The protocol, for instance, allows workers to go to court if they can’t reach a global settlement with their employer after bellwether arbitrations and mediation. When Gibson Dunn objected, Waxman said, CPR “made clear (that) we were developing this protocol for more than this particular matter. This was broader.” CPR also rebuffed a suggestion to include a threshold settlement participation rate in the rules, explaining that it was a matter to be decided in mediation. Waxman testified, in fact, that he could not recall making any changes in the protocol to accommodate Gibson Dunn or DoorDash.
In a statement responding to my query about the newly-unsealed emails, CPR said it did not draft its mass arbitration protocol to woo employers, even though they’re the ones that decide whether CPR will handle the business of resolving their workers’ disputes. “CPR developed the protocol in response to the challenges posed in bringing timely and comprehensive resolution to mass claims,” the statement said. “It borrowed techniques that have proven successful in the resolution of other mass claims and applied them to the employment space. CPR was aware that, in order to be successful, it was imperative that the features of the protocol be balanced and designed to facilitate global resolution. We believe that the features of the protocol itself make this clear.”

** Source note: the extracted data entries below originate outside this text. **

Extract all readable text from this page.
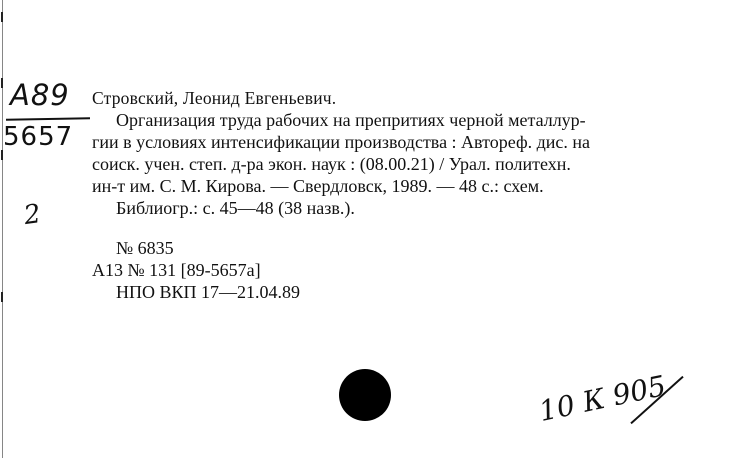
А89
5657
2
Стровский, Леонид Евгеньевич.
Организация труда рабочих на препритиях черной металлур-
гии в условиях интенсификации производства : Автореф. дис. на
соиск. учен. степ. д-ра экон. наук : (08.00.21) / Урал. политехн.
ин-т им. С. М. Кирова. — Свердловск, 1989. — 48 с.: схем.
Библиогр.: с. 45—48 (38 назв.).
№ 6835
А13 № 131 [89-5657а]
НПО ВКП 17—21.04.89
10 К 905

CPR said that it is, of course, “concerned with finding funding for our activities and mission.” But it said that the fees proposed in its mass arbitration protocol – an initiation fee plus an upfront fee of $3,000 apiece for 10 or more bellwether arbitrations – are very different from the fee structures of other arbitration services. A company facing mass arbitration under the CPR protocol might face hundreds of thousands of dollars in fees, but the same employer could be on the hook for millions under JAMS and AAA rules.
CPR also said that although it didn’t consult Keller Lenkner or other firms that represent workers in mass arbitration cases, it did talk to “labor and employment counsel with experience representing both management and employees on an individual and class basis,” in addition to prominent arbitrators, mediators and mass torts specialists.

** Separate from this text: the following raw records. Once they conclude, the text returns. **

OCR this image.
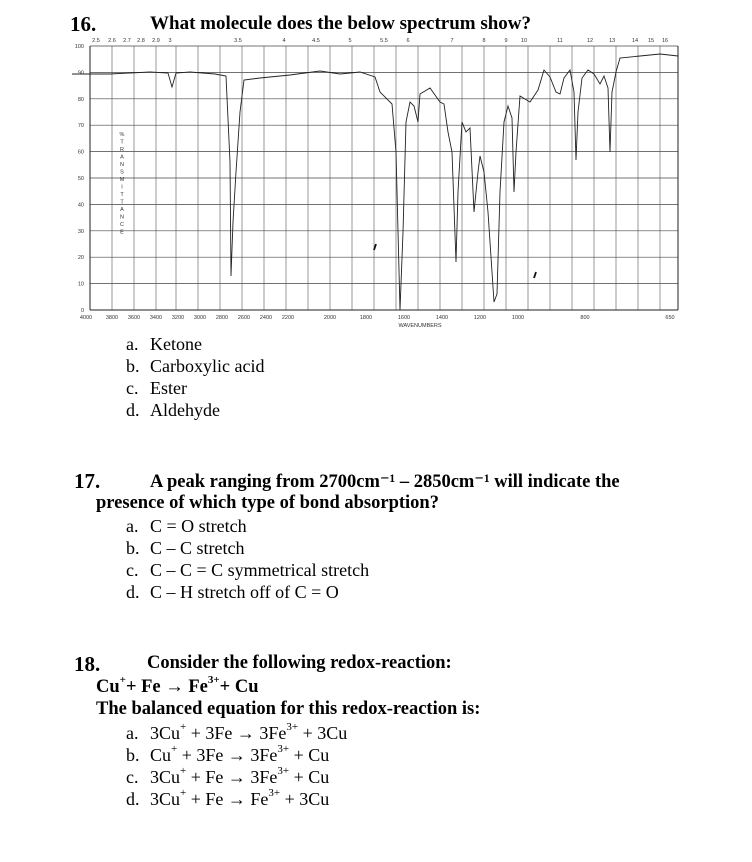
16.	What molecule does the below spectrum show?
100
90
80
70
60
50
40
30
20
10
0
4000	3800 3600 3400 3200 3000 2800 2600 2400 2200	2000	1800	1600	1400	1200	1000	800	650
2.5 2.6 2.7 2.8 2.9 3	3.5	4	4.5	5	5.5	6	7	8	9 10	11	12	13	14 15 16
WAVENUMBERS
%
T
R
A
N
S
M
I
T
T
A
N
C
E
a. Ketone
b. Carboxylic acid
c. Ester
d. Aldehyde
17.	A peak ranging from 2700cm⁻¹ – 2850cm⁻¹ will indicate the
presence of which type of bond absorption?
a. C = O stretch
b. C – C stretch
c. C – C = C symmetrical stretch
d. C – H stretch off of C = O
18.	Consider the following redox-reaction:
$Cu^++ Fe \to Fe^{3+}+ Cu$
The balanced equation for this redox-reaction is:
a. $3Cu^+ + 3Fe \to 3Fe^{3+} + 3Cu$
b. $Cu^+ + 3Fe \to 3Fe^{3+} + Cu$
c. $3Cu^+ + Fe \to 3Fe^{3+} + Cu$
d. $3Cu^+ + Fe \to Fe^{3+} + 3Cu$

But here’s the thing. Even if you accept everything CPR says about developing a fair system that balances the interests of workers and employers, CPR is running a business. It’s a non-profit business, to be sure, but the arbitration service is competing with AAA (also a non-profit) and JAMS (a for-profit company) and other dispute resolution services.
Employers decide who gets that business – not workers. And employers pay the lion’s share of the fees to resolve disputes in arbitration. That’s a fundamental difference between arbitration and litigation in court. Judges are not paid by either side. Their jobs don’t depend on a defendant’s perception of their performance. And they must comply with a strict code of ethics to assure not just that they’re impartial in fact but that they cannot even appear to be impartial.
But the U.S. Supreme Court has blessed the outsourcing and privatization of justice to arbitration firms. I’m sure that every arbitrator working for CPR or AAA or JAMS truly believes that she is a neutral decision-maker. And they may well be! But the infrastructure of arbitration leaves room for the little guys – workers and consumers – to wonder whether the folks who pay arbitrators’ bills have an edge.